Presently, the eight GIs trooped out into the courtyard. It was half past five and time for chow. The Frenchmen knocked off too, leaving Dr. Mutter, the two packers and me to take stock of the afternoon’s accomplishment. While we were thus engaged, Leclancher came to tell me that my driver, the one I called “Double Roger,” was feeling sick and wanted to see a doctor. In the confusion of the afternoon’s work I hadn’t noticed that he was not about. We found him curled up in the back of the truck and feeling thoroughly miserable. I drove him down to the Medical Office in the village and there Dr. Sverdlik, the Battalion Surgeon, examined him. Roger’s complaint was a severe pain in the midriff and the doctor suggested heat treatments. He said that the German surgeon up at the monastery hospital had the necessary equipment.

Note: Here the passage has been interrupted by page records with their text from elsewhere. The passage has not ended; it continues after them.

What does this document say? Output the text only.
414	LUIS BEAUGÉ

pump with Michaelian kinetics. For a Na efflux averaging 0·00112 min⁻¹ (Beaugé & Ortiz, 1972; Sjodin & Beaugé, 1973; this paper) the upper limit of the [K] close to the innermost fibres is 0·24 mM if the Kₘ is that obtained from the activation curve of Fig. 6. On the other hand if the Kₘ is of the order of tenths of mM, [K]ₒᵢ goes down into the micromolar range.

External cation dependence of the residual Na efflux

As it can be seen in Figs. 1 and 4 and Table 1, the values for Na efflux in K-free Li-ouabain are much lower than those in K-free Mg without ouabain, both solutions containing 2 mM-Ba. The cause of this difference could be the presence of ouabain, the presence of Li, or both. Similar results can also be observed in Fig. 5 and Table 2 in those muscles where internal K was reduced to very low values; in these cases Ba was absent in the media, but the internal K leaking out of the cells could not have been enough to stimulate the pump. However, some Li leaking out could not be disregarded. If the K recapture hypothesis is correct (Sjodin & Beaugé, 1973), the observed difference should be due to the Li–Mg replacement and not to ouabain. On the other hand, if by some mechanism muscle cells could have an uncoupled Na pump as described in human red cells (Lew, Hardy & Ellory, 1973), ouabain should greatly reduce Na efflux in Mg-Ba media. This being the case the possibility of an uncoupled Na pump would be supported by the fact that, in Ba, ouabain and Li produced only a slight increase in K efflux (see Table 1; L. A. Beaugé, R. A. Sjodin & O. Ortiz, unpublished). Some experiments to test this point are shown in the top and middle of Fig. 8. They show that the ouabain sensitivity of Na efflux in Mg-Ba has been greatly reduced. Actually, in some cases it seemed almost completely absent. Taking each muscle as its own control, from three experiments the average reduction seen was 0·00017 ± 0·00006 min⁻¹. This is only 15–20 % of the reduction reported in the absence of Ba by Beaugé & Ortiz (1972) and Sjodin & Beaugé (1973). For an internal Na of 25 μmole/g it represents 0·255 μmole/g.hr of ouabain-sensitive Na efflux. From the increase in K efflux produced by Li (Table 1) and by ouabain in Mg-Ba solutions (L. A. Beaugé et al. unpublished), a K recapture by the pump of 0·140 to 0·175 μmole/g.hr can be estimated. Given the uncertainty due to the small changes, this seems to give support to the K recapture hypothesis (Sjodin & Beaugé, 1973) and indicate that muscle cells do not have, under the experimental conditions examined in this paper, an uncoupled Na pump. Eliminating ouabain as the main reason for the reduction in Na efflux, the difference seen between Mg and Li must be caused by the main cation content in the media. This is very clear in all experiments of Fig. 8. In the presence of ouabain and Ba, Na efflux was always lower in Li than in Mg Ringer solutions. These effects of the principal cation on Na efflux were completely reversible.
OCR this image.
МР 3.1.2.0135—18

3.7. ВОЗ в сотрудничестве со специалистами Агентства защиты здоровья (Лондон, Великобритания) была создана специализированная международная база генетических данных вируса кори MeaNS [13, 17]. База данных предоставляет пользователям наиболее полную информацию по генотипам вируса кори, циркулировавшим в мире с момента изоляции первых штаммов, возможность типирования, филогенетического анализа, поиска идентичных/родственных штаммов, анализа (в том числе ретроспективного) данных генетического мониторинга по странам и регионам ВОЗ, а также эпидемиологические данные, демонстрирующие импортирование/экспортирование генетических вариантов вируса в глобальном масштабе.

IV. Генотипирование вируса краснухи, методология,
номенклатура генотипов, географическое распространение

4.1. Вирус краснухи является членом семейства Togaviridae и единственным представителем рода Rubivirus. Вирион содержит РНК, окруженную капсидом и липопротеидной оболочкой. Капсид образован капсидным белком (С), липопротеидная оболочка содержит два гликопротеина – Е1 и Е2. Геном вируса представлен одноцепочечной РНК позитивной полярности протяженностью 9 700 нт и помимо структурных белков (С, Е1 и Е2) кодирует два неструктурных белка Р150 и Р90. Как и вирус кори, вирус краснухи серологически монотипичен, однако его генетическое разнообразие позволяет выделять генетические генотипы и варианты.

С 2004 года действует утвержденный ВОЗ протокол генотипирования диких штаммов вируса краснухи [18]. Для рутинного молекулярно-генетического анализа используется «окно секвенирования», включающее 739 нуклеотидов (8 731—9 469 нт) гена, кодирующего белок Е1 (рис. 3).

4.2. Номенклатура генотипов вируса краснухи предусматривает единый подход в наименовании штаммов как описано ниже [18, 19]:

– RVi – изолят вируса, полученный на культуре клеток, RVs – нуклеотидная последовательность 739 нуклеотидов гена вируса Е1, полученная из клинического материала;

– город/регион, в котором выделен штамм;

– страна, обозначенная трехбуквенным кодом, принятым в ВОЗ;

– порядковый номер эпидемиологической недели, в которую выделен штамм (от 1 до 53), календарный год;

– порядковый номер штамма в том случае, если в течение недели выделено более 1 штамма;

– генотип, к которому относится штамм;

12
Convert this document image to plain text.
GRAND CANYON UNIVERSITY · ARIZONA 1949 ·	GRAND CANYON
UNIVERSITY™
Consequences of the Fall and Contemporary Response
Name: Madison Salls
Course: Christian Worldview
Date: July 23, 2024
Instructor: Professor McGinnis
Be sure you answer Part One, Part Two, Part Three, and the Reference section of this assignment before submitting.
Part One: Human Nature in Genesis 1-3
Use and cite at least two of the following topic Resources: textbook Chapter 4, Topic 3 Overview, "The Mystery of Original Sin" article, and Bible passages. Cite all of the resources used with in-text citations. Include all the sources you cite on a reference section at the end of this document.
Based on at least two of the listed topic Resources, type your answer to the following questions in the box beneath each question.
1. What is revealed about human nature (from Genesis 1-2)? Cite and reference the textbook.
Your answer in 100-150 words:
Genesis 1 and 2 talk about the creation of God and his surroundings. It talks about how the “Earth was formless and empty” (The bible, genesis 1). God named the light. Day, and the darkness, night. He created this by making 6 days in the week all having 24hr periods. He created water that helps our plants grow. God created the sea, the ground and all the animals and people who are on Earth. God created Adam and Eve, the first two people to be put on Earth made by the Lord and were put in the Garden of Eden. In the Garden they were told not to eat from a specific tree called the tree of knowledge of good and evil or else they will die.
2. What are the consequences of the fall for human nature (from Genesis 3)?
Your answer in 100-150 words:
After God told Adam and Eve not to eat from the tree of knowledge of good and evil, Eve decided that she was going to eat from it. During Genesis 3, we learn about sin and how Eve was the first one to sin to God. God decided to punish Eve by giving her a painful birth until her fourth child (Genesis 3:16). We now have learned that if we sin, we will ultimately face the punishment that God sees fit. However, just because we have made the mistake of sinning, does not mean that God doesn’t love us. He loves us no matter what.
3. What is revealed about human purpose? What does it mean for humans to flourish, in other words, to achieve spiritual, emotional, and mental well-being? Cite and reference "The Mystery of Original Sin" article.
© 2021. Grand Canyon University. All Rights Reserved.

That seemed simple enough, since the drivers were billeted in rooms adjoining the hospital wing. But I reckoned without Roger. What? Be treated by a German doctor? He was terrified at the prospect, and it required all my powers of persuasion to talk him into it. Finally he agreed, but only after Dr. Sverdlik had telephoned to the hospital doctor and given explicit instructions. I also had to promise to stand by while the doctor ministered to him.

The German, Major Brecker, was methodical and thorough. He found that Roger had a kidney infection and recommended that he be taken to a hospital as soon as possible. I explained that we would not be returning to Munich for at least two days and asked if the delay would be dangerous. He said that he thought not. In the meantime he would keep Roger under a “heat basket.” Roger eyed this device with suspicion but truculently allowed it to be applied. When I went off to my supper, twenty minutes later, he was sleeping peacefully—but not alone. Three of his fellow drivers were sprawled on cots near by, just in case that Boche had any intentions of playing tricks on their comrade. Maybe not, but they were taking no chances! What a lot of children they were, I thought, as I walked wearily down to supper.

That evening I asked the colonel if I could get hold of some PWs to help out with the work the following day. He said that there was a large camp between Hohenfurth and Krummau and that I could have as many as I wanted. So I put in a bid for sixteen. After arranging for them to be at the monastery at eight the next morning, I went to my own quarters which were in a house just across the way.

At the Rest House at Unterstein near Berchtesgaden, Major Harry Anderson supervises the removal of the Göring Collection, brought from Karinhall, near Berlin.